3.1.2. Der Bw bringt in seiner Berufung vor, in Ungarn den Status als subsidiär Schutzberechtigten zuerkannt bekommen zu haben, und deshalb in Österreich rechtmäßig aufhältig gewesen zu sein. Es bestehe daher nicht die Möglichkeit, mittels einer Rückkehrentscheidung gegen ihn vorzugehen.
3.2. Bereits mit diesem Vorbringen dürfte der Bw, der – wie dem Akt zu entnehmen ist – tatsächlich in der Republik Ungarn subsidiären Schutz erhalten hat, im Recht sein.

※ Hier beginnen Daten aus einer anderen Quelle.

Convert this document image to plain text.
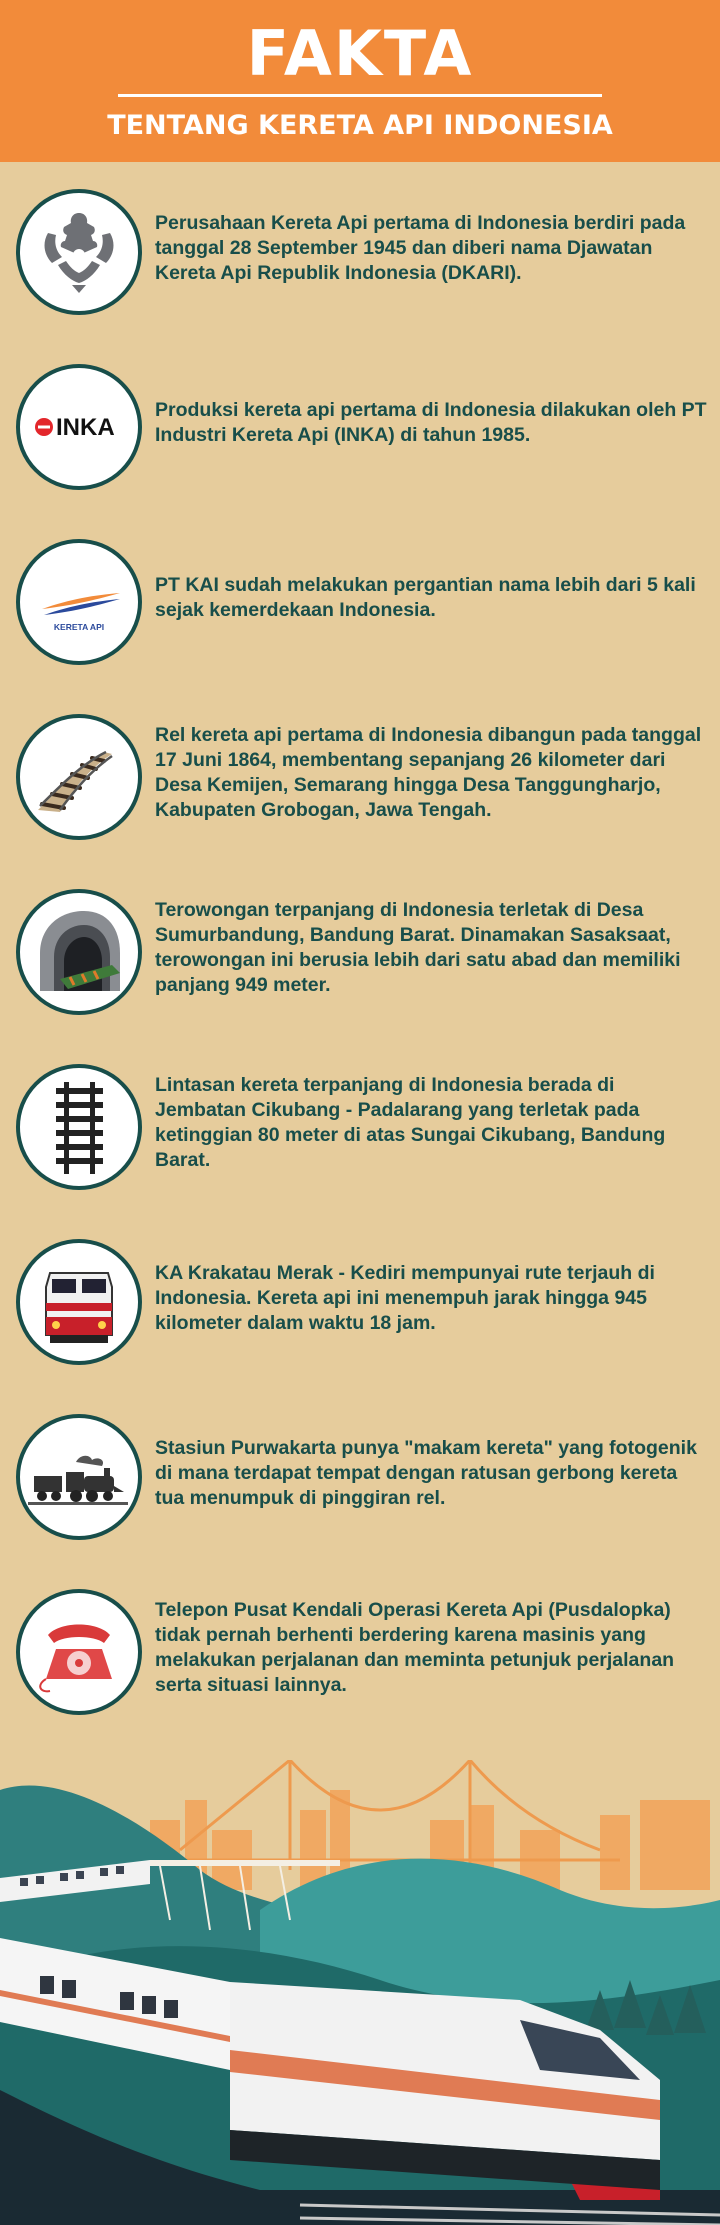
FAKTA
TENTANG KERETA API INDONESIA
Perusahaan Kereta Api pertama di Indonesia berdiri pada tanggal 28 September 1945 dan diberi nama Djawatan Kereta Api Republik Indonesia (DKARI).
INKA
Produksi kereta api pertama di Indonesia dilakukan oleh PT Industri Kereta Api (INKA) di tahun 1985.
KERETA API
PT KAI sudah melakukan pergantian nama lebih dari 5 kali sejak kemerdekaan Indonesia.
Rel kereta api pertama di Indonesia dibangun pada tanggal 17 Juni 1864, membentang sepanjang 26 kilometer dari Desa Kemijen, Semarang hingga Desa Tanggungharjo, Kabupaten Grobogan, Jawa Tengah.
Terowongan terpanjang di Indonesia terletak di Desa Sumurbandung, Bandung Barat. Dinamakan Sasaksaat, terowongan ini berusia lebih dari satu abad dan memiliki panjang 949 meter.
Lintasan kereta terpanjang di Indonesia berada di Jembatan Cikubang - Padalarang yang terletak pada ketinggian 80 meter di atas Sungai Cikubang, Bandung Barat.
KA Krakatau Merak - Kediri mempunyai rute terjauh di Indonesia. Kereta api ini menempuh jarak hingga 945 kilometer dalam waktu 18 jam.
Stasiun Purwakarta punya "makam kereta" yang fotogenik di mana terdapat tempat dengan ratusan gerbong kereta tua menumpuk di pinggiran rel.
Telepon Pusat Kendali Operasi Kereta Api (Pusdalopka) tidak pernah berhenti berdering karena masinis yang melakukan perjalanan dan meminta petunjuk perjalanan serta situasi lainnya.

3.2.1. § 1 Abs. 2 FPG zufolge sind auf Asylwerber "die §§ 41 bis 43, 52, 53, 57 Abs. 1, 72 und 76 Abs. 1 nicht anzuwenden. […] Auf Fremde, denen der Status des Asylberechtigten oder des subsidiär Schutzberechtigten zukommt, sind darüber hinaus die §§ 39, 60 und 76 nicht anzuwenden."
Die Bestimmung kann aufgrund des Wortlauts nur so zu verstehen sein, als für Asylberechtigte und subsidiär Schutzberechtigte die §§ 39, 41 bis 43, 52, 53, 57 Abs. 1, 60, 72 und 76 FPG nicht anzuwenden sind.
Geht man davon aus, dass der Fremdenpolizeigesetzgeber nicht differenzieren wollte, welches Land den Status des subsidiär Schutzberechtigten zuerkannt hat, dass also der in Ungarn subsidiär Schutzberechtigte auch in Österreich als solcher anzusehen ist, gelangt man im gegenständlichen Fall zum Ergebnis, dass aufgrund des § 1 Abs. 2 FPG die Erlassung einer – in § 52 leg cit geregelten – Rückkehrentscheidung mangels Anwendbarkeit der letztzitierten Norm ausscheidet.
3.2.2. Sollte es jedoch so sein, dass der Fremdenpolizeigesetzgeber, wenn er von "subsidiär Schutzberechtigten" spricht, nur jenen Personenkreis meint, welcher diesen Status von der Republik Österreich zuerkannt bekommen hat, führt dies dennoch zu keinem anderen Ergebnis.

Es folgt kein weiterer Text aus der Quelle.